Advocate Business Consulting experts identified three major obstacles and bottlenecks during the development projects involving monolithic core systems:

  • 1. Tight Coupling: in monolithic core systems, all components are tightly interconnected, making updates slow and risky.
  • 2. Limited scalability: monoliths scale as a single unit, which can be resource-intensive and inefficient which makes scaling costly.
  • 3. Slow development cycles: adding new features or fixing bugs require the entire application to be recompiled and redeployed which necessitates a full regression test to be performed, leading to slower release cycles.

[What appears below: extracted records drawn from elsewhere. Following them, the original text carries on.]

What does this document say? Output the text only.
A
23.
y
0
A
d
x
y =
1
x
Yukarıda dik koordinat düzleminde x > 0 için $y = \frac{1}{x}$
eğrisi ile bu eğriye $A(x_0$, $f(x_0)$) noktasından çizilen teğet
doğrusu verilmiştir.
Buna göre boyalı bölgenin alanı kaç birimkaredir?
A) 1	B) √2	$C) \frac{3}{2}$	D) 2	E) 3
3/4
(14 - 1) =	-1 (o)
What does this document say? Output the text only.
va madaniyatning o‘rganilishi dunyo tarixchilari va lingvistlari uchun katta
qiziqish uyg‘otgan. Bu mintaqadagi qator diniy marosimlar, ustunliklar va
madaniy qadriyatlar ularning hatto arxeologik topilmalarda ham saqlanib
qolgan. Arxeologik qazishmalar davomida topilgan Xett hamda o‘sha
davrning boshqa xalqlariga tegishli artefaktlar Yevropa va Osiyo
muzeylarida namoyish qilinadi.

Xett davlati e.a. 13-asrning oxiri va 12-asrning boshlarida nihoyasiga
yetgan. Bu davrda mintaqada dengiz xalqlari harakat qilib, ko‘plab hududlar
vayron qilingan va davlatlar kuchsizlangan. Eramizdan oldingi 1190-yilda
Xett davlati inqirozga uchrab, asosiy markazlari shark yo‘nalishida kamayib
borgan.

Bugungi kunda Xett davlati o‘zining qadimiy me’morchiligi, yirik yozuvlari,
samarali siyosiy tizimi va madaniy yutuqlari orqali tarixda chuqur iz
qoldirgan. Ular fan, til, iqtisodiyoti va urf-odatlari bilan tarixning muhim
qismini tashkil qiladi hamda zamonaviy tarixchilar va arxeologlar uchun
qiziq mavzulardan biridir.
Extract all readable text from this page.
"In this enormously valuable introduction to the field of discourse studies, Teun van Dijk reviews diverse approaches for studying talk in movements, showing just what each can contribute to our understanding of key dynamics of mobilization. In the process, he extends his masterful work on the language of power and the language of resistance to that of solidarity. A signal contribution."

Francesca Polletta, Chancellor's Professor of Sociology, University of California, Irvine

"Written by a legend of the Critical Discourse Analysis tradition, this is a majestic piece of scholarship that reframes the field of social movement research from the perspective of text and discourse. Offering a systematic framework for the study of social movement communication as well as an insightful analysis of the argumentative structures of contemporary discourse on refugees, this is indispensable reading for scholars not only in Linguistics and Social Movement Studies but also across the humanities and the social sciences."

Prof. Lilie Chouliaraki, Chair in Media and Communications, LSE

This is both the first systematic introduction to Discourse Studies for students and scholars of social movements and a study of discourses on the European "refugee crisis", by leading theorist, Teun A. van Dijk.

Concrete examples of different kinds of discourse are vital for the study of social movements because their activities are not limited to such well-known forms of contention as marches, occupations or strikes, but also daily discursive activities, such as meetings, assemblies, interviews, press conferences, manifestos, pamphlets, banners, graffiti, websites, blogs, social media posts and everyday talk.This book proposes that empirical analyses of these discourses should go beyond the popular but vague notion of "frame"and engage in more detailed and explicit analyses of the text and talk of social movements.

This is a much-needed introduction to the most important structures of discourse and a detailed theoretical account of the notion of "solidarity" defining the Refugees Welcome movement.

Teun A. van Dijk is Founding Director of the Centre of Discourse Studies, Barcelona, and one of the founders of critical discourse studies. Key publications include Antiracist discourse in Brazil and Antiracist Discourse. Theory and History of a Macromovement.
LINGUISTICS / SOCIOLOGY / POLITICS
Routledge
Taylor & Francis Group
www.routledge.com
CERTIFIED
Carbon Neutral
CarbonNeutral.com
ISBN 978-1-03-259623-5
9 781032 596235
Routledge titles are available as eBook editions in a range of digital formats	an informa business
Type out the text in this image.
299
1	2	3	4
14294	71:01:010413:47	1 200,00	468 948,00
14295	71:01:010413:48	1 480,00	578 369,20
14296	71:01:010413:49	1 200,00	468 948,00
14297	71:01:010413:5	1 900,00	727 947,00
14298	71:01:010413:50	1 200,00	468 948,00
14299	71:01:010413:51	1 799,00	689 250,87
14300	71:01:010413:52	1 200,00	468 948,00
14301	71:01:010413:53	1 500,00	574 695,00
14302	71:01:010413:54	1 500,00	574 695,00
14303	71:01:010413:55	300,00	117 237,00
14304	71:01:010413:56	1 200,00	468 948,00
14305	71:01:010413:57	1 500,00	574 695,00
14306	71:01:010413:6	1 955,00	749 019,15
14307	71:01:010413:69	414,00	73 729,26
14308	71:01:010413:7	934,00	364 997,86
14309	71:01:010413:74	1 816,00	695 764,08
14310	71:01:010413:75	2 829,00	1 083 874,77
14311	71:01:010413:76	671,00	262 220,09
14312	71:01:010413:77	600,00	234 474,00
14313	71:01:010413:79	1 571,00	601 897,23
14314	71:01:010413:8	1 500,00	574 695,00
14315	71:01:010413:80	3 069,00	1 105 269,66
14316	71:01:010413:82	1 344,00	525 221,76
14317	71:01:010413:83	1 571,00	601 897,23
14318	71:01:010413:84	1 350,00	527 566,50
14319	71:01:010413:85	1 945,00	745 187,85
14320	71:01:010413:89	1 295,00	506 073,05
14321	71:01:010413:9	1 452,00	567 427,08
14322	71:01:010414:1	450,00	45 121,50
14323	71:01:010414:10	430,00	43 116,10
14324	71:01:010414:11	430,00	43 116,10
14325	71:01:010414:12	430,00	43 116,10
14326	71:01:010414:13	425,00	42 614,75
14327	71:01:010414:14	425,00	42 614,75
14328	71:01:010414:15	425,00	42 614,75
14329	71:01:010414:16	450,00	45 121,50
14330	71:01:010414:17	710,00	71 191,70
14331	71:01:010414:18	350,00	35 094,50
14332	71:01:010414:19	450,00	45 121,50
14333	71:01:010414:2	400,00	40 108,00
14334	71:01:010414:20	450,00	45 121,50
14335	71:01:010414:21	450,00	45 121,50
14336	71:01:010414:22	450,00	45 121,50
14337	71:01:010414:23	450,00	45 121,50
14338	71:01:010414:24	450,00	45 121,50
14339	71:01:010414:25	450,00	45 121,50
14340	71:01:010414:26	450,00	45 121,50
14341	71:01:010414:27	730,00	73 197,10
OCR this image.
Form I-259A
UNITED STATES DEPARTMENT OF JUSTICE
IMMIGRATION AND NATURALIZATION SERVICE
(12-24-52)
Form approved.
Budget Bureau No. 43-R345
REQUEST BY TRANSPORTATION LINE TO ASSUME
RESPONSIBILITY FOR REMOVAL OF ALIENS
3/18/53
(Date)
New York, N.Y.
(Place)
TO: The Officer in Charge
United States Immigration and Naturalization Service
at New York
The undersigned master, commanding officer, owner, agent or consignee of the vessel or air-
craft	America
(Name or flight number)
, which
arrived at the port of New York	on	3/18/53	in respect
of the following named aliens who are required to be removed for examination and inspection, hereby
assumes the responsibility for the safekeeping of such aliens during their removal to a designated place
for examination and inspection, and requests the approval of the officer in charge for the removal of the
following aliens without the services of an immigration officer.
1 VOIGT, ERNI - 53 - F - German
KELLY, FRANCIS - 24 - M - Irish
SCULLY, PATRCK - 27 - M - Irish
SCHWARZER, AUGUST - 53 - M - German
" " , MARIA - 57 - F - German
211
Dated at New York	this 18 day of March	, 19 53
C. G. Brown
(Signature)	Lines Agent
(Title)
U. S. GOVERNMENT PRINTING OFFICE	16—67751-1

One of the most common solutions to these problems is a microservice-based architecture which couple with major organization changes could solve the identified problems:

  • Microservice architecture decouples current components, enabling individual services to be updated independently.
  • Microservices allow for horizontal scaling at service level, so scaling could be performed on an individual service level.
  • Microservices enable faster development cycles because cross-functional teams can work on different services in parallel.

In order to be able to transition from a monolithic mode of operation to distributed microservices-based architecture there are some steps and milestones that need to be reached. The first is a solid foundational design which lays out what should be modernized and how. Our experts proposed and designed a step-by-step approach: the key to successfully modernizing monolithic systems is to break them down incrementally, which minimizes risk and allows the organization to maintain operational continuity:

  • 1. Identify the core functionalities of the monolithic application.
  • 2. Prioritize which parts of the application are most suited for early conversion into microservices.
  • 3.Gradually decompose monolithic modules into independent microservices, starting from low-risk parts of the application and moving to more complex or critical functions.

After identifying the first component to be decomposed, some foundational design principles must be utilizied not just during the design but throughout all phases of the software development lifecycle in order to achieve microservice-based architecture:

  • 1. Loose coupling and independence: each microservice should be independently deployable and self-contained, with its own database (or logically separated data) to avoid dependencies on other services.
  • 2. Single responsibility principle: microservices should be small and focused, each serving a single business function.
  • 3. Autonomy and Ownership: each microservice should be owned by a specific team, encouraging a DevOps culture where teams are responsible for the entire lifecycle of the service - development, testing, deployment and maintenance. Teams must be cross-functional, including developers, testers to enable faster, independent releases. This is one of the foundational pillars of the organizational changes necessary for a successful modernization project.

Modernizing monolithic systems with microservices and APIs allows for a more flexible, scalable, and maintainable architecture. However, it is crucial to take an incremental approach and foster a DevOps culture to achieve long-term success. With the help of Advicate Business Consulting’s experts, the Hungarian Financial Institutions were able to carefully plann and leverage microservices and APIs, and could successfully overcome the limitations of legacy monoliths and accelerate innovation.